Setelah dua tahun berhenti mengosumsi pil itu, dia harus mengosumsinya lagi karena dia merasa sangat tertekan dengan semua kenyataan yang ada sekarang. Dia ingin melarikan diri rasanya.
Alodya mengusap foto Clarissa dengan jarinya. ”Mom, Alodya lelah. Bolehkah Alodya menyusul mommy? Alodya sudah tidak kuat lagi dengan semua ini.”
Lalu Alodya memeluk foto itu sambil setengah mengerang, setengah terisak.
***
Hari ini adalah hari Anniversary Crowncorp yang ke empat puluh dua tahun. Semua karyawan terlihat senang sejak Alodya memimpin karena ada kebijakan baru, yaitu setiap hari Anniversary Crowncorp, mereka akan di berikan coklat dan ucapan terima kasih lalu akan di pulangkan lebih cepat dari biasanya. Di Anniversary hari ini, Crowncorp mengundang perusahaan yang berinvestasi dan yang bekerja sama dengannya, bahkan ada beberapa menteri yang datang karena Crowncorp juga membantu membangun dan merenovasi beberapa gedung kedutaan di Inggris. Awalnya Alodya akan mengundang Broklyn Company untuk tahun ini tetapi dia mengurungkan niatannya karena dia terlalu muak melihat Mr. Broklyn.

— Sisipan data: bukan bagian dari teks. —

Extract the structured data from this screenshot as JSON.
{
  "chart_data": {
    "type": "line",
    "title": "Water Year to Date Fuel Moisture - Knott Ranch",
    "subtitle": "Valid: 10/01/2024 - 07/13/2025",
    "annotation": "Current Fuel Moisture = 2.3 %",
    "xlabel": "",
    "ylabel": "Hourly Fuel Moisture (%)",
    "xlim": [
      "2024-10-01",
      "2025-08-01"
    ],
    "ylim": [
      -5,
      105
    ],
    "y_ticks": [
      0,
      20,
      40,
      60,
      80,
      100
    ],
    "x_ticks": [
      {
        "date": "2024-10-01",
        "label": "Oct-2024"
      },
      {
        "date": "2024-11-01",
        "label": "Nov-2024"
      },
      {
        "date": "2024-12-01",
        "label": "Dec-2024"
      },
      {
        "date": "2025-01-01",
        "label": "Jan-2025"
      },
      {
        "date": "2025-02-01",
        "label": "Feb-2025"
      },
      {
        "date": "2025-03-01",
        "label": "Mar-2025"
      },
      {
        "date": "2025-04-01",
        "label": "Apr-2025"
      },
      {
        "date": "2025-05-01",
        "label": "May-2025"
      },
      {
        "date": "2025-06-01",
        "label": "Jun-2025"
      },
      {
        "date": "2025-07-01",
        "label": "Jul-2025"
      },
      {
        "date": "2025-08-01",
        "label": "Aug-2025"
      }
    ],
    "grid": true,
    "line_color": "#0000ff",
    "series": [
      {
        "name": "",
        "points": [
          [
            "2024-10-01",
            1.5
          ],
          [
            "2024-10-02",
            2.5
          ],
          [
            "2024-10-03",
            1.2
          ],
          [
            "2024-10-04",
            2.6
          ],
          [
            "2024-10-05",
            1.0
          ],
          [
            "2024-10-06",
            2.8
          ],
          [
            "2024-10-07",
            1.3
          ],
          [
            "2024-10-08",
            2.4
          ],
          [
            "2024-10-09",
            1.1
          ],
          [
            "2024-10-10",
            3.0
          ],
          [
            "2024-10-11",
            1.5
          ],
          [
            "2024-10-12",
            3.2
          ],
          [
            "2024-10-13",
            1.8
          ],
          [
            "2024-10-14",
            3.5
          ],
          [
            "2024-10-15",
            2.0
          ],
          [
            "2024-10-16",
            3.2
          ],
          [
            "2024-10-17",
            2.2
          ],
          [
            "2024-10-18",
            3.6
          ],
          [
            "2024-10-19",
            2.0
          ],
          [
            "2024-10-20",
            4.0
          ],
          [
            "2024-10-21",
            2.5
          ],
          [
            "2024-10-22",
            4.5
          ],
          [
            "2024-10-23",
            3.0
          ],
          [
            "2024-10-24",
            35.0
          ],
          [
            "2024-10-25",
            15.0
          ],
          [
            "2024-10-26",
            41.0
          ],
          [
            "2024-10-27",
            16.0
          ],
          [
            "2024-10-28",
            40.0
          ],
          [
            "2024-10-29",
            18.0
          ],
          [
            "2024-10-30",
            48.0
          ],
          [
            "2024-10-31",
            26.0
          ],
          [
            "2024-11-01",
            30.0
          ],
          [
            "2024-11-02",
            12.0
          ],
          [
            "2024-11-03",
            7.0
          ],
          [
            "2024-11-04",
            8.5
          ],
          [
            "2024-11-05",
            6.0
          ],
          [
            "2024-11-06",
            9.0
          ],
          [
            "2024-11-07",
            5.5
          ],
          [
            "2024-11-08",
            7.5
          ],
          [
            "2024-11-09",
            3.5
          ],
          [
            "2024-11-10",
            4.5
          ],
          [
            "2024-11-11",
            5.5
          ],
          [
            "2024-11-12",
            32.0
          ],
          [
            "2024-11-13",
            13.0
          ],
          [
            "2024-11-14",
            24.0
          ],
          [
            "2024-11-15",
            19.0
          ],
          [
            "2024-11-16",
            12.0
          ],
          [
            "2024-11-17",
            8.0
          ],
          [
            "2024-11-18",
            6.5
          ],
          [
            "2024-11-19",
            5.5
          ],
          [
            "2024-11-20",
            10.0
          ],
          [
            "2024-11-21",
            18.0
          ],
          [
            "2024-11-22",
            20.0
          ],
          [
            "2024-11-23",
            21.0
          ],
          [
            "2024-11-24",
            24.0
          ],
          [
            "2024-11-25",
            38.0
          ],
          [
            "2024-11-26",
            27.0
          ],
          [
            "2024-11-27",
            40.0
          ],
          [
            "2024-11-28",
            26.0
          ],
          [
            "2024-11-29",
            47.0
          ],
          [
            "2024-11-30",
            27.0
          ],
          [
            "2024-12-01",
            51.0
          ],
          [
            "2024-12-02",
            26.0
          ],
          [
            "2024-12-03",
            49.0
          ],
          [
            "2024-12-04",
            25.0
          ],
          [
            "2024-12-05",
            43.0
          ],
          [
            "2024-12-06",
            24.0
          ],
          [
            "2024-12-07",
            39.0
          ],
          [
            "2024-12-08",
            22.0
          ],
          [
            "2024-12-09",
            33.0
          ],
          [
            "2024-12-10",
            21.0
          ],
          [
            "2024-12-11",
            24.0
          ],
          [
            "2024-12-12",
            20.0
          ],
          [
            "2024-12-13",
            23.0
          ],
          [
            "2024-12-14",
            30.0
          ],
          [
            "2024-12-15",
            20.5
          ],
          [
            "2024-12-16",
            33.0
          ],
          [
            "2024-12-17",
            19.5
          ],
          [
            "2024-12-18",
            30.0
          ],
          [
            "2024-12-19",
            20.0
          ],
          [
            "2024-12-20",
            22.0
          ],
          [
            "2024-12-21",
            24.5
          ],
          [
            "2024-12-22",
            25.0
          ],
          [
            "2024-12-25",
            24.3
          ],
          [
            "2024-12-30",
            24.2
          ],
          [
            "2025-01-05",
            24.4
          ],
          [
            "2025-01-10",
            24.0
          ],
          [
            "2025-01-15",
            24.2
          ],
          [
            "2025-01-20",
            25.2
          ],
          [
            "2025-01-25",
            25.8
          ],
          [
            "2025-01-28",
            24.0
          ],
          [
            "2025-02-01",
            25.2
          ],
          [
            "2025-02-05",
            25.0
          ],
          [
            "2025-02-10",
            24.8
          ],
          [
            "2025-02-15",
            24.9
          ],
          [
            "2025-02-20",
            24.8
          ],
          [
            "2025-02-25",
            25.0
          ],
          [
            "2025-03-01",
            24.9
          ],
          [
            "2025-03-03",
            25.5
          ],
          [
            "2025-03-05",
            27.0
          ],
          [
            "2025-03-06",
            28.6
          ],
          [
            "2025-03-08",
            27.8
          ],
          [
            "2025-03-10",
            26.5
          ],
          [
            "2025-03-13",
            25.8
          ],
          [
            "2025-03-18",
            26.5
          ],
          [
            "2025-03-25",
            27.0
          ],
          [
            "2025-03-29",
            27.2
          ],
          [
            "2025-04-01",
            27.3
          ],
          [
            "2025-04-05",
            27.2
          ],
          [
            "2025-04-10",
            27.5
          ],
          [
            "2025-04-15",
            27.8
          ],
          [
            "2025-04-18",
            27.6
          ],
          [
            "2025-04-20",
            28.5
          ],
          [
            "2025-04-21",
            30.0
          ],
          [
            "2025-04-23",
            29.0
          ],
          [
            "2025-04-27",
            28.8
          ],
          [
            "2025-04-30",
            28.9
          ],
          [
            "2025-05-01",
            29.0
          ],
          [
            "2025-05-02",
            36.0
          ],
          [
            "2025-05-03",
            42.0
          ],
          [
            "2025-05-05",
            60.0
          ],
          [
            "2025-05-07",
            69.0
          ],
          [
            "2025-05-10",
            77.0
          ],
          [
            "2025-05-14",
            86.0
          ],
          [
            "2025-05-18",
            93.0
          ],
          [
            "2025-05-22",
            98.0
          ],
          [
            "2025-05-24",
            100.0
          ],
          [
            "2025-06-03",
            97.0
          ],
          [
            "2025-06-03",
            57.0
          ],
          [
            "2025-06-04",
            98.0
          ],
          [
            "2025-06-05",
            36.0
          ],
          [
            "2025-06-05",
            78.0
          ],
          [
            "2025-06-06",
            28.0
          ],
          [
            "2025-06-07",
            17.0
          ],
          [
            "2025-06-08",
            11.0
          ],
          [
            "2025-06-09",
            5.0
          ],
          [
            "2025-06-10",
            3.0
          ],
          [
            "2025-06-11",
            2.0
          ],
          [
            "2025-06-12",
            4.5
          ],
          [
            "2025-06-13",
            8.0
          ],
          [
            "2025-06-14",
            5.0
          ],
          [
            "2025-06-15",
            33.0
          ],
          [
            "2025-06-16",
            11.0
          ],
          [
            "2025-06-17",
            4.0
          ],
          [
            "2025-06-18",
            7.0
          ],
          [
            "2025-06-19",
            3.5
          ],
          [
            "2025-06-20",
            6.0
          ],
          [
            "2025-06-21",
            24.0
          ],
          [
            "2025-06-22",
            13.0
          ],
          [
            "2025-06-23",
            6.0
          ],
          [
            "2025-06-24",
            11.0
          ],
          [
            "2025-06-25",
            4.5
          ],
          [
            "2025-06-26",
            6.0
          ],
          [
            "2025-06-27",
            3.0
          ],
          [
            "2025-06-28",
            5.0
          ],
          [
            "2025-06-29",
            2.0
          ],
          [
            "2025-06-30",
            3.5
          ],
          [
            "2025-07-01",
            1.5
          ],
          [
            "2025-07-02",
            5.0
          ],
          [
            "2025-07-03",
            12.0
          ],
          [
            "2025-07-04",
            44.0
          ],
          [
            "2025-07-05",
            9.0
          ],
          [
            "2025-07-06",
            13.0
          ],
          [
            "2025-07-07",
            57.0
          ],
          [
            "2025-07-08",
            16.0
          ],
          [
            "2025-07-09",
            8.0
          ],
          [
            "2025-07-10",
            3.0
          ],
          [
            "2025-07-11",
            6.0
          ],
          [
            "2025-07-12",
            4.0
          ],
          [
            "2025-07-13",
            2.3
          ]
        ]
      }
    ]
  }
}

Undangan sudah disebar dua minggu yang lalu dan sekarang Nessa bersama divisi humas sedang terlihat sibuk merapihkan ballroom untuk acara perayaan Anniversary Crowncorp.

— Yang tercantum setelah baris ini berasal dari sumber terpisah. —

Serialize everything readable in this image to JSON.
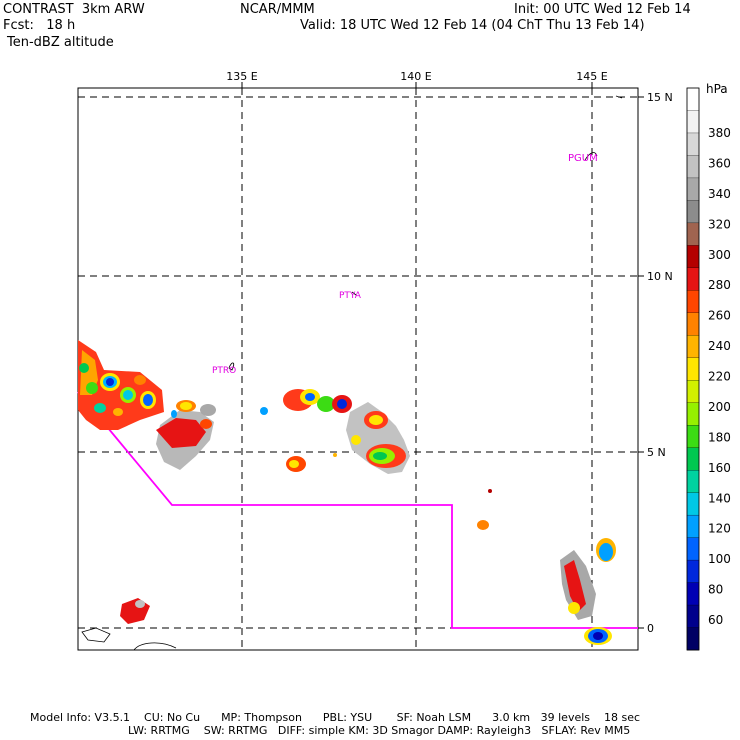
{
  "header": {
    "model": "CONTRAST  3km ARW",
    "forecast": "Fcst:   18 h",
    "field": "Ten-dBZ altitude",
    "center": "NCAR/MMM",
    "init": "Init: 00 UTC Wed 12 Feb 14",
    "valid": "Valid: 18 UTC Wed 12 Feb 14 (04 ChT Thu 13 Feb 14)"
  },
  "map": {
    "lon_labels": [
      "135 E",
      "140 E",
      "145 E"
    ],
    "lat_labels": [
      "15 N",
      "10 N",
      "5 N",
      "0"
    ],
    "stations": [
      {
        "id": "PGUM",
        "label": "PGUM"
      },
      {
        "id": "PTYA",
        "label": "PTYA"
      },
      {
        "id": "PTRO",
        "label": "PTRO"
      }
    ]
  },
  "legend": {
    "unit": "hPa",
    "ticks": [
      "380",
      "360",
      "340",
      "320",
      "300",
      "280",
      "260",
      "240",
      "220",
      "200",
      "180",
      "160",
      "140",
      "120",
      "100",
      "80",
      "60"
    ],
    "colors": [
      "#ffffff",
      "#f2f2f2",
      "#d8d8d8",
      "#c2c2c2",
      "#a8a8a8",
      "#8c8c8c",
      "#a06450",
      "#b40000",
      "#e61414",
      "#ff4600",
      "#ff8200",
      "#ffb400",
      "#ffe600",
      "#d2f000",
      "#96f000",
      "#3cdc14",
      "#00c850",
      "#00d2a0",
      "#00c8e6",
      "#00a0ff",
      "#0064ff",
      "#0028dc",
      "#0000b4",
      "#00008c",
      "#000064"
    ]
  },
  "footer": {
    "line1": "Model Info: V3.5.1    CU: No Cu      MP: Thompson      PBL: YSU       SF: Noah LSM      3.0 km   39 levels    18 sec",
    "line2": "LW: RRTMG    SW: RRTMG   DIFF: simple KM: 3D Smagor DAMP: Rayleigh3   SFLAY: Rev MM5"
  }
}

Nessa menghampiri salah satu humas yang mengurus masalah catering dan pelayanan. ”Nanti saya mau minuman dan makanan di meja yang berbeda. Saya mau setiap pelayan yang berkeliling untuk membagikan wine harus berpakaian rapih.”

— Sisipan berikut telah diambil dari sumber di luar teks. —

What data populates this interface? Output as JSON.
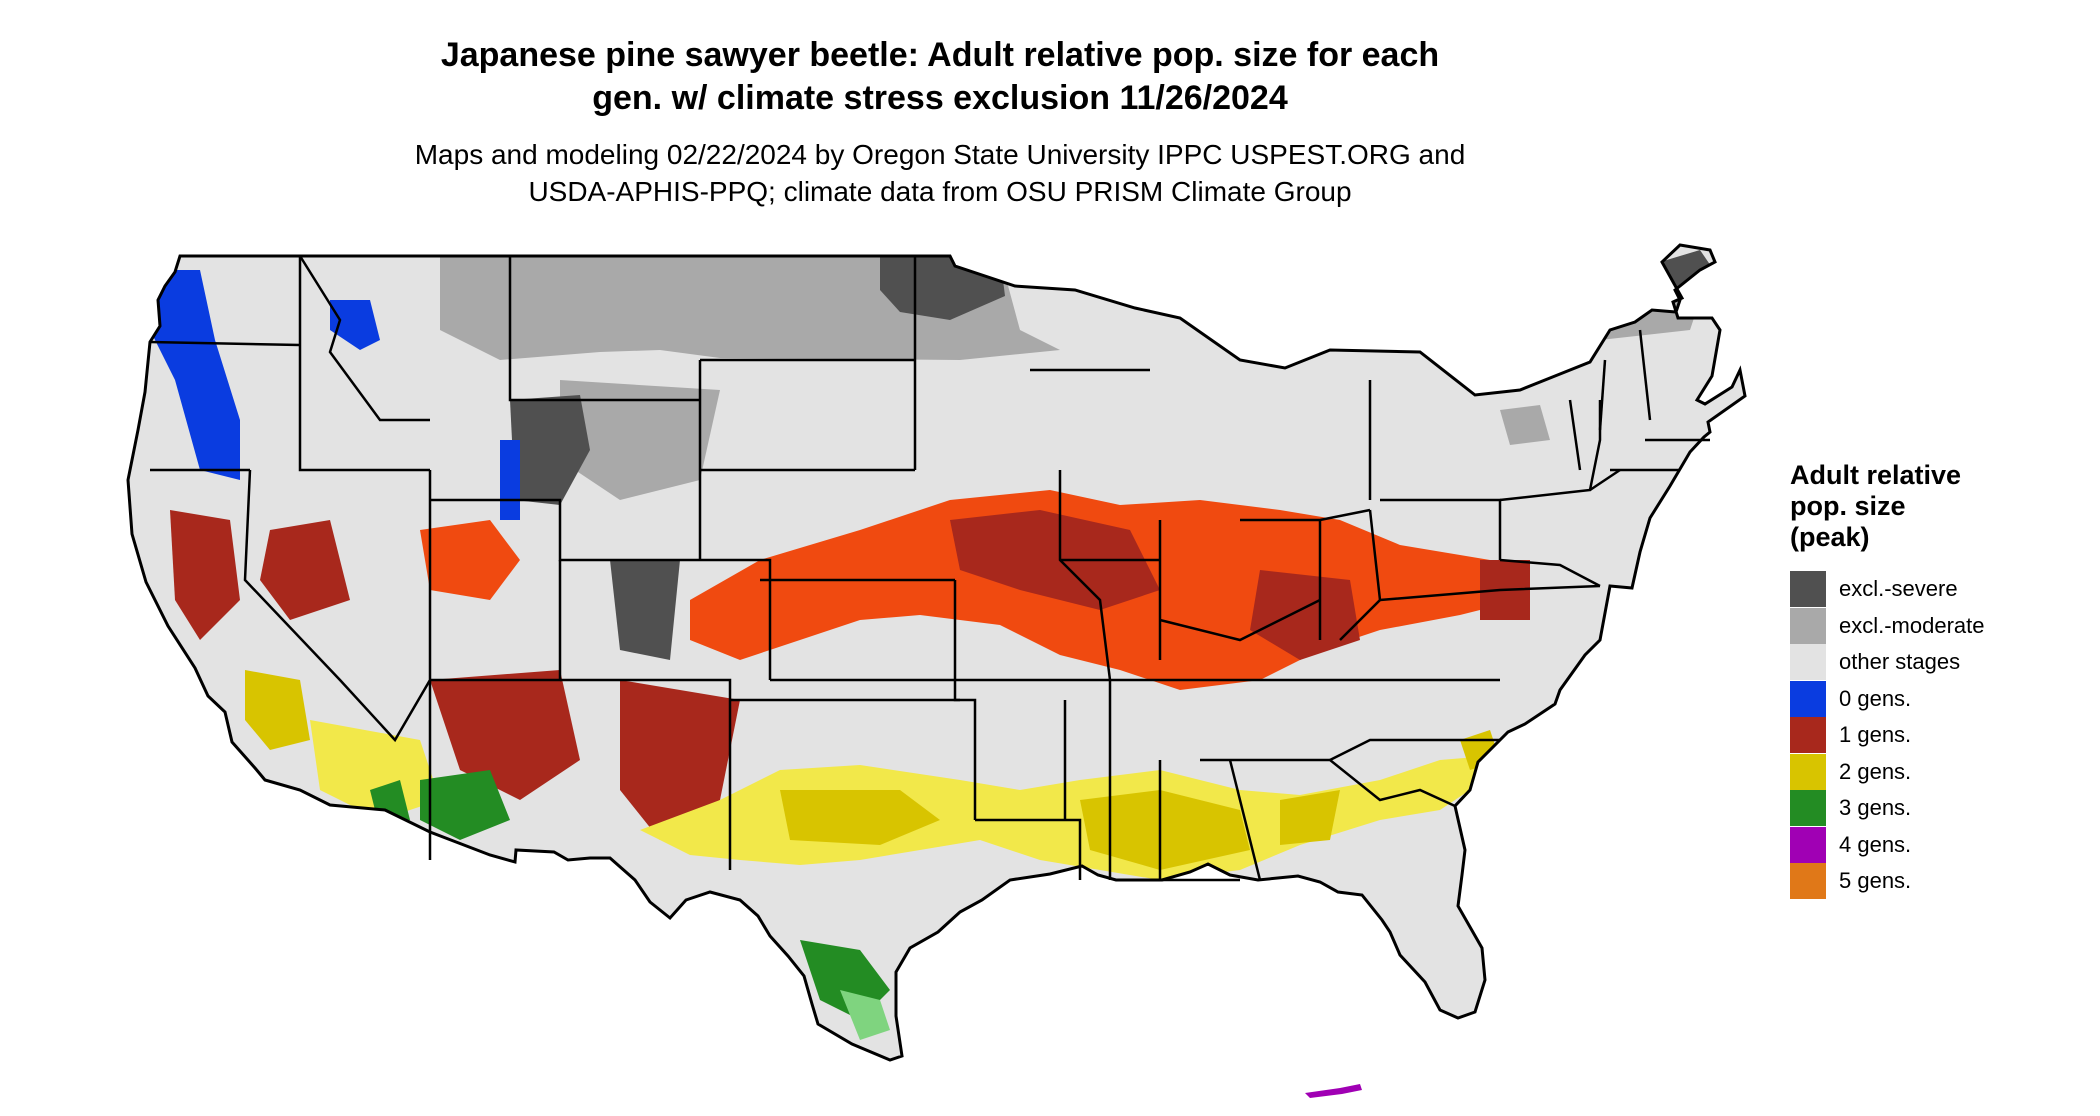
{
  "title_line1": "Japanese pine sawyer beetle: Adult relative pop. size for each",
  "title_line2": "gen. w/ climate stress exclusion 11/26/2024",
  "subtitle_line1": "Maps and modeling 02/22/2024 by Oregon State University IPPC USPEST.ORG and",
  "subtitle_line2": "USDA-APHIS-PPQ; climate data from OSU PRISM Climate Group",
  "legend": {
    "title_line1": "Adult relative",
    "title_line2": "pop. size",
    "title_line3": "(peak)",
    "items": [
      {
        "label": "excl.-severe",
        "color": "#505050"
      },
      {
        "label": "excl.-moderate",
        "color": "#a9a9a9"
      },
      {
        "label": "other stages",
        "color": "#e3e3e3"
      },
      {
        "label": "0 gens.",
        "color": "#0a3ce0"
      },
      {
        "label": "1 gens.",
        "color": "#a8281c"
      },
      {
        "label": "2 gens.",
        "color": "#d8c400"
      },
      {
        "label": "3 gens.",
        "color": "#238c23"
      },
      {
        "label": "4 gens.",
        "color": "#a000b4"
      },
      {
        "label": "5 gens.",
        "color": "#e07818"
      }
    ]
  },
  "map_colors": {
    "orange_band": "#f04a10",
    "light_green": "#7fd47f",
    "light_yellow": "#f2e84a",
    "light_blue": "#40a8f0"
  }
}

Nessa berkeliling lagi sambil melihat setiap meja yang di sediakan untuk setiap tamu. Di meja sudah di tuliskan nama perusahaan atau menteri yang hadir. Anniversary ini juga bukan acara biasa karena setiap perusahaan pasti ingin di undang karena acara Anniversary ini dapat membuat mereka bertemu perusahaan-perusahaan besar dan mendekati mereka untuk bekerja sama. Apalagi ini adalah acara perusahaan Crowncorp yang sudah sangat terpandang keberadaannya.
Suara pecahan kaca membuat seluruh orang yang sedang sibuk menyiapkan pesta terkejut dan melihat ke sumber suara. Seorang wanita muda menjatuhkan satu tumpukan piring yang dibawanya.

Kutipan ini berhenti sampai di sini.